Other claims say that the dish was named in honor of French actress Suzanne Reichenberg who worked under the stage name Suzette. Reichenberg appeared in the Comédie Francaise, a theater in France, which she plays the role of a maid in 1897. She has a scene where she served crepes on stage. The owner of Restaurant Marivaux, Monsieur Joseph, provided the crepes which he decided to flambé it to attract the audience and keep the dish warm for the actors consuming it.

National Crepes Day

February 2 in France is considered a National Holiday. It is a celebration known as the “Day of Crepes” or “Le Jour de Crepe” and is more of a familial custom than a religious celebration. Also celebrated on February 2 is “La Chandeleur,” meaning “the return of the light”. It commemorates to the season where dark winter is ending, and spring light is coming.

In medieval times, peasants presented crepes to their feudal lords to symbolize their loyalty and friendship. They also believe that eating many crepes to finish the wheat stock of the past harvest will give fortune for the new harvest of the year to come.

During this day, according to the legends, if you make a wish holding a coin on your hand while cooking crepe on the other hand will grant your wish. It is also said that you will have a prosperous year.

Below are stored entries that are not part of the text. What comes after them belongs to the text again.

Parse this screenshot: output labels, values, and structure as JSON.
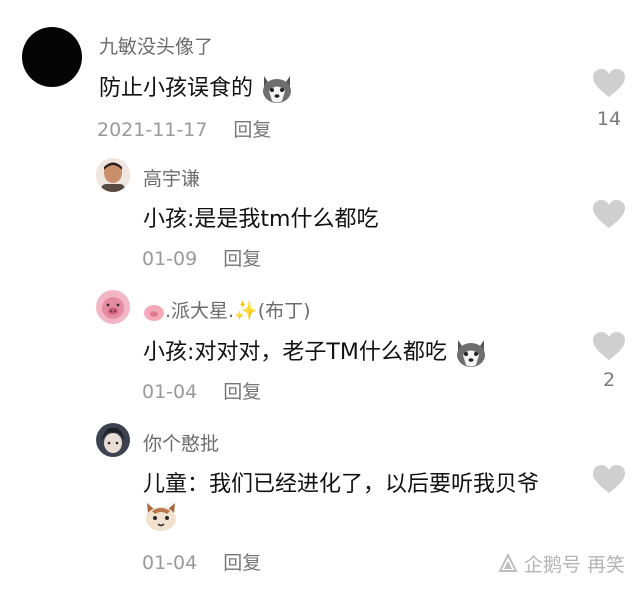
{
  "comments": [
    {
      "username": "九敏没头像了",
      "text": "防止小孩误食的",
      "date": "2021-11-17",
      "reply_label": "回复",
      "like_count": "14",
      "emoji": "husky-dog-emoji"
    },
    {
      "username": "高宇谦",
      "text": "小孩:是是我tm什么都吃",
      "date": "01-09",
      "reply_label": "回复",
      "like_count": ""
    },
    {
      "username": ".派大星.✨(布丁)",
      "text": "小孩:对对对，老子TM什么都吃",
      "date": "01-04",
      "reply_label": "回复",
      "like_count": "2",
      "emoji": "husky-dog-emoji"
    },
    {
      "username": "你个憨批",
      "text": "儿童：我们已经进化了，以后要听我贝爷",
      "date": "01-04",
      "reply_label": "回复",
      "like_count": "",
      "emoji": "cat-emoji"
    }
  ],
  "watermark": {
    "text": "企鹅号 再笑"
  },
  "colors": {
    "heart": "#cfcfcf",
    "username": "#6c6c6c",
    "meta": "#9a9a9a"
  }
}
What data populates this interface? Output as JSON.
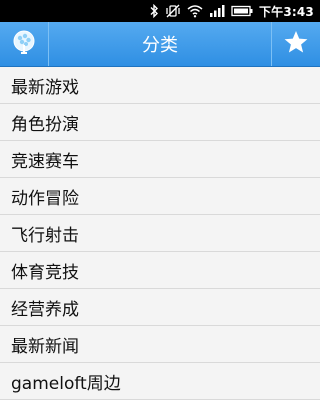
{
  "status": {
    "time": "下午3:43"
  },
  "header": {
    "title": "分类"
  },
  "categories": [
    "最新游戏",
    "角色扮演",
    "竞速赛车",
    "动作冒险",
    "飞行射击",
    "体育竞技",
    "经营养成",
    "最新新闻",
    "gameloft周边"
  ]
}
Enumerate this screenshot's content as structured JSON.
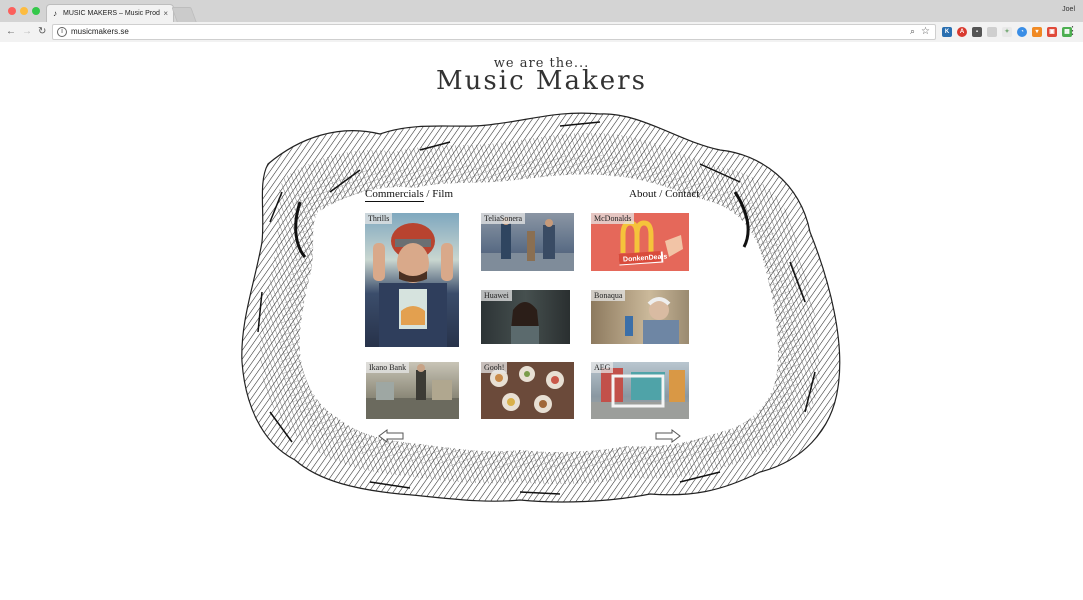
{
  "browser": {
    "tab_title": "MUSIC MAKERS – Music Prod",
    "tab_close": "×",
    "user_name": "Joel",
    "url": "musicmakers.se"
  },
  "header": {
    "tagline": "we are the...",
    "brand": "Music Makers"
  },
  "nav": {
    "commercials": "Commercials",
    "separator": "/",
    "film": "Film",
    "about": "About",
    "contact": "Contact"
  },
  "grid": {
    "items": [
      {
        "label": "Thrills"
      },
      {
        "label": "TeliaSonera"
      },
      {
        "label": "McDonalds"
      },
      {
        "label": "Huawei"
      },
      {
        "label": "Bonaqua"
      },
      {
        "label": "Ikano Bank"
      },
      {
        "label": "Gooh!"
      },
      {
        "label": "AEG"
      }
    ],
    "mcdonalds_badge": "DonkenDeals"
  },
  "arrows": {
    "prev_icon": "left-arrow-icon",
    "next_icon": "right-arrow-icon"
  },
  "colors": {
    "mcdonalds_red": "#e5685a",
    "mcdonalds_gold": "#f5c33b",
    "ink": "#222222"
  }
}
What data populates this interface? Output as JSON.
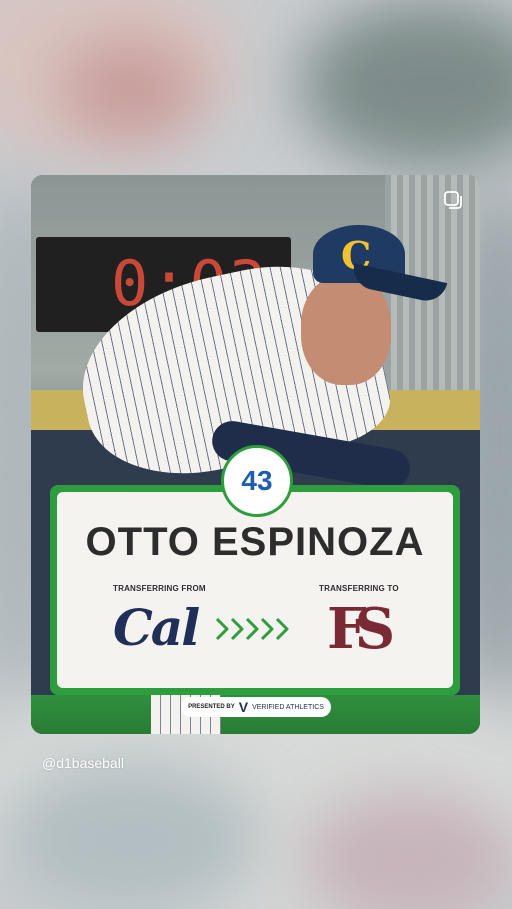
{
  "post": {
    "scoreboard_text": "0:03",
    "cap_letter": "C",
    "player_number": "43",
    "player_name": "OTTO ESPINOZA",
    "from_label": "TRANSFERRING FROM",
    "to_label": "TRANSFERRING TO",
    "from_school_logo_text": "Cal",
    "to_school_logo_text": "FS",
    "presented_by": "PRESENTED BY",
    "sponsor_mark": "V",
    "sponsor_name": "VERIFIED ATHLETICS"
  },
  "author": {
    "handle": "@d1baseball"
  },
  "icons": {
    "multi_post": "multiple-posts-icon",
    "arrows": "chevron-arrows-icon"
  },
  "colors": {
    "accent_green": "#2e9d3d",
    "number_blue": "#1f5db0",
    "cal_navy": "#1f2f58",
    "fsu_garnet": "#7a2a35"
  }
}
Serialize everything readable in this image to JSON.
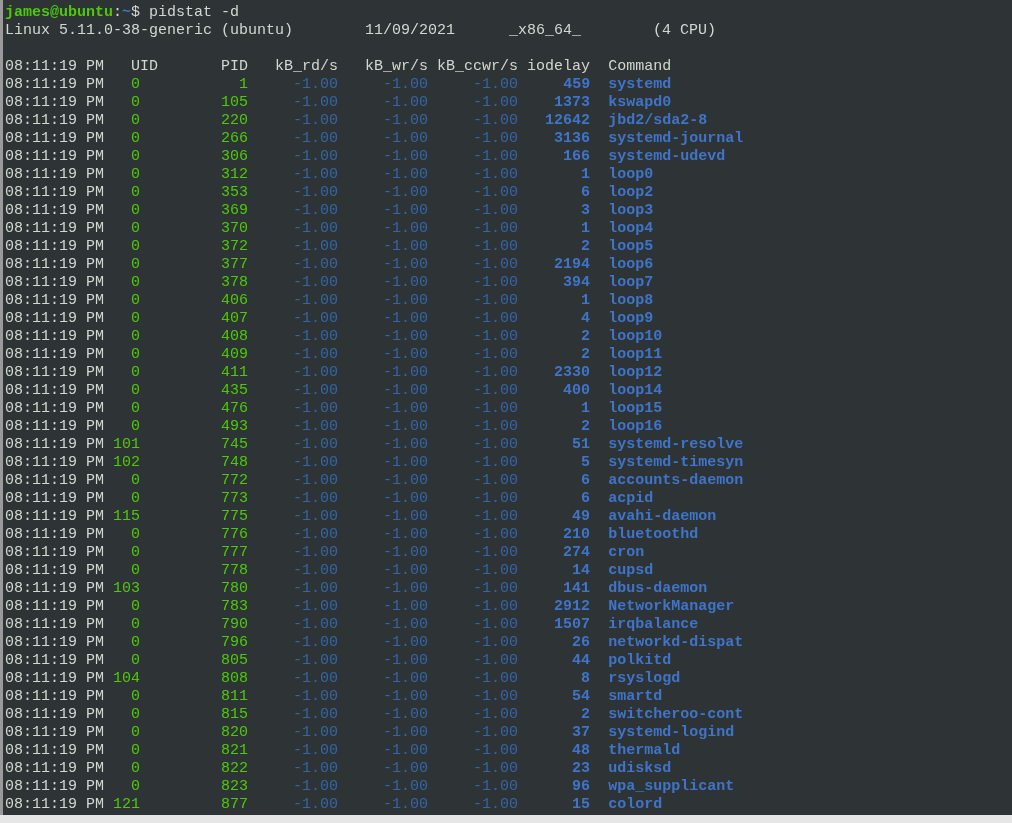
{
  "prompt": {
    "user_host": "james@ubuntu",
    "separator": ":",
    "path": "~",
    "command": "$ pidstat -d"
  },
  "system_info": [
    "Linux 5.11.0-38-generic (ubuntu)",
    "11/09/2021",
    "_x86_64_",
    "(4 CPU)"
  ],
  "columns": [
    "08:11:19 PM",
    "UID",
    "PID",
    "kB_rd/s",
    "kB_wr/s",
    "kB_ccwr/s",
    "iodelay",
    "Command"
  ],
  "rows": [
    [
      "08:11:19 PM",
      "0",
      "1",
      "-1.00",
      "-1.00",
      "-1.00",
      "459",
      "systemd"
    ],
    [
      "08:11:19 PM",
      "0",
      "105",
      "-1.00",
      "-1.00",
      "-1.00",
      "1373",
      "kswapd0"
    ],
    [
      "08:11:19 PM",
      "0",
      "220",
      "-1.00",
      "-1.00",
      "-1.00",
      "12642",
      "jbd2/sda2-8"
    ],
    [
      "08:11:19 PM",
      "0",
      "266",
      "-1.00",
      "-1.00",
      "-1.00",
      "3136",
      "systemd-journal"
    ],
    [
      "08:11:19 PM",
      "0",
      "306",
      "-1.00",
      "-1.00",
      "-1.00",
      "166",
      "systemd-udevd"
    ],
    [
      "08:11:19 PM",
      "0",
      "312",
      "-1.00",
      "-1.00",
      "-1.00",
      "1",
      "loop0"
    ],
    [
      "08:11:19 PM",
      "0",
      "353",
      "-1.00",
      "-1.00",
      "-1.00",
      "6",
      "loop2"
    ],
    [
      "08:11:19 PM",
      "0",
      "369",
      "-1.00",
      "-1.00",
      "-1.00",
      "3",
      "loop3"
    ],
    [
      "08:11:19 PM",
      "0",
      "370",
      "-1.00",
      "-1.00",
      "-1.00",
      "1",
      "loop4"
    ],
    [
      "08:11:19 PM",
      "0",
      "372",
      "-1.00",
      "-1.00",
      "-1.00",
      "2",
      "loop5"
    ],
    [
      "08:11:19 PM",
      "0",
      "377",
      "-1.00",
      "-1.00",
      "-1.00",
      "2194",
      "loop6"
    ],
    [
      "08:11:19 PM",
      "0",
      "378",
      "-1.00",
      "-1.00",
      "-1.00",
      "394",
      "loop7"
    ],
    [
      "08:11:19 PM",
      "0",
      "406",
      "-1.00",
      "-1.00",
      "-1.00",
      "1",
      "loop8"
    ],
    [
      "08:11:19 PM",
      "0",
      "407",
      "-1.00",
      "-1.00",
      "-1.00",
      "4",
      "loop9"
    ],
    [
      "08:11:19 PM",
      "0",
      "408",
      "-1.00",
      "-1.00",
      "-1.00",
      "2",
      "loop10"
    ],
    [
      "08:11:19 PM",
      "0",
      "409",
      "-1.00",
      "-1.00",
      "-1.00",
      "2",
      "loop11"
    ],
    [
      "08:11:19 PM",
      "0",
      "411",
      "-1.00",
      "-1.00",
      "-1.00",
      "2330",
      "loop12"
    ],
    [
      "08:11:19 PM",
      "0",
      "435",
      "-1.00",
      "-1.00",
      "-1.00",
      "400",
      "loop14"
    ],
    [
      "08:11:19 PM",
      "0",
      "476",
      "-1.00",
      "-1.00",
      "-1.00",
      "1",
      "loop15"
    ],
    [
      "08:11:19 PM",
      "0",
      "493",
      "-1.00",
      "-1.00",
      "-1.00",
      "2",
      "loop16"
    ],
    [
      "08:11:19 PM",
      "101",
      "745",
      "-1.00",
      "-1.00",
      "-1.00",
      "51",
      "systemd-resolve"
    ],
    [
      "08:11:19 PM",
      "102",
      "748",
      "-1.00",
      "-1.00",
      "-1.00",
      "5",
      "systemd-timesyn"
    ],
    [
      "08:11:19 PM",
      "0",
      "772",
      "-1.00",
      "-1.00",
      "-1.00",
      "6",
      "accounts-daemon"
    ],
    [
      "08:11:19 PM",
      "0",
      "773",
      "-1.00",
      "-1.00",
      "-1.00",
      "6",
      "acpid"
    ],
    [
      "08:11:19 PM",
      "115",
      "775",
      "-1.00",
      "-1.00",
      "-1.00",
      "49",
      "avahi-daemon"
    ],
    [
      "08:11:19 PM",
      "0",
      "776",
      "-1.00",
      "-1.00",
      "-1.00",
      "210",
      "bluetoothd"
    ],
    [
      "08:11:19 PM",
      "0",
      "777",
      "-1.00",
      "-1.00",
      "-1.00",
      "274",
      "cron"
    ],
    [
      "08:11:19 PM",
      "0",
      "778",
      "-1.00",
      "-1.00",
      "-1.00",
      "14",
      "cupsd"
    ],
    [
      "08:11:19 PM",
      "103",
      "780",
      "-1.00",
      "-1.00",
      "-1.00",
      "141",
      "dbus-daemon"
    ],
    [
      "08:11:19 PM",
      "0",
      "783",
      "-1.00",
      "-1.00",
      "-1.00",
      "2912",
      "NetworkManager"
    ],
    [
      "08:11:19 PM",
      "0",
      "790",
      "-1.00",
      "-1.00",
      "-1.00",
      "1507",
      "irqbalance"
    ],
    [
      "08:11:19 PM",
      "0",
      "796",
      "-1.00",
      "-1.00",
      "-1.00",
      "26",
      "networkd-dispat"
    ],
    [
      "08:11:19 PM",
      "0",
      "805",
      "-1.00",
      "-1.00",
      "-1.00",
      "44",
      "polkitd"
    ],
    [
      "08:11:19 PM",
      "104",
      "808",
      "-1.00",
      "-1.00",
      "-1.00",
      "8",
      "rsyslogd"
    ],
    [
      "08:11:19 PM",
      "0",
      "811",
      "-1.00",
      "-1.00",
      "-1.00",
      "54",
      "smartd"
    ],
    [
      "08:11:19 PM",
      "0",
      "815",
      "-1.00",
      "-1.00",
      "-1.00",
      "2",
      "switcheroo-cont"
    ],
    [
      "08:11:19 PM",
      "0",
      "820",
      "-1.00",
      "-1.00",
      "-1.00",
      "37",
      "systemd-logind"
    ],
    [
      "08:11:19 PM",
      "0",
      "821",
      "-1.00",
      "-1.00",
      "-1.00",
      "48",
      "thermald"
    ],
    [
      "08:11:19 PM",
      "0",
      "822",
      "-1.00",
      "-1.00",
      "-1.00",
      "23",
      "udisksd"
    ],
    [
      "08:11:19 PM",
      "0",
      "823",
      "-1.00",
      "-1.00",
      "-1.00",
      "96",
      "wpa_supplicant"
    ],
    [
      "08:11:19 PM",
      "121",
      "877",
      "-1.00",
      "-1.00",
      "-1.00",
      "15",
      "colord"
    ]
  ]
}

Crepes are now being cooked at a fast-food or a street-food style creperie. A creperie can be a take out restaurant, a stall or a caf­­­­­­­­­­é. Paris boasts a street with vendors selling crepes side-to-side. Parisians and tourists flock to these stalls to have a fast French lunch or snack. Creperies are common in France but it is also popular throughout Europe, parts of the United States and Tokyo in Japan. Creperies are also common in Canada especially in Quebec, a Canadian province, because of a strong French influence in the area. In the town of Quimper, they have a museum dedicated to the history of crepes. It is at “Place au Beurre” or “Butter Square.”

Modern Crepes

As time progressed, crepes have had plenty of variations with so many countries offering crepes. It may be eaten with salted caramel, fruit jam, melted dark chocolate, feta cheese, goat’s cheese, sugar, honey, mushroom or hazelnut-chocolate. It can be filled up in number of ways, but it remains the paper-thin dish it has ever been. Since the 20th century, crepes may now be made with white flour instead of wheat flour or buckwheat flour but still cooked the same way as it was originally.  Although crepes are great to eat solo they are popularly paired with drinks such as coffee, cider, milk,  and tea.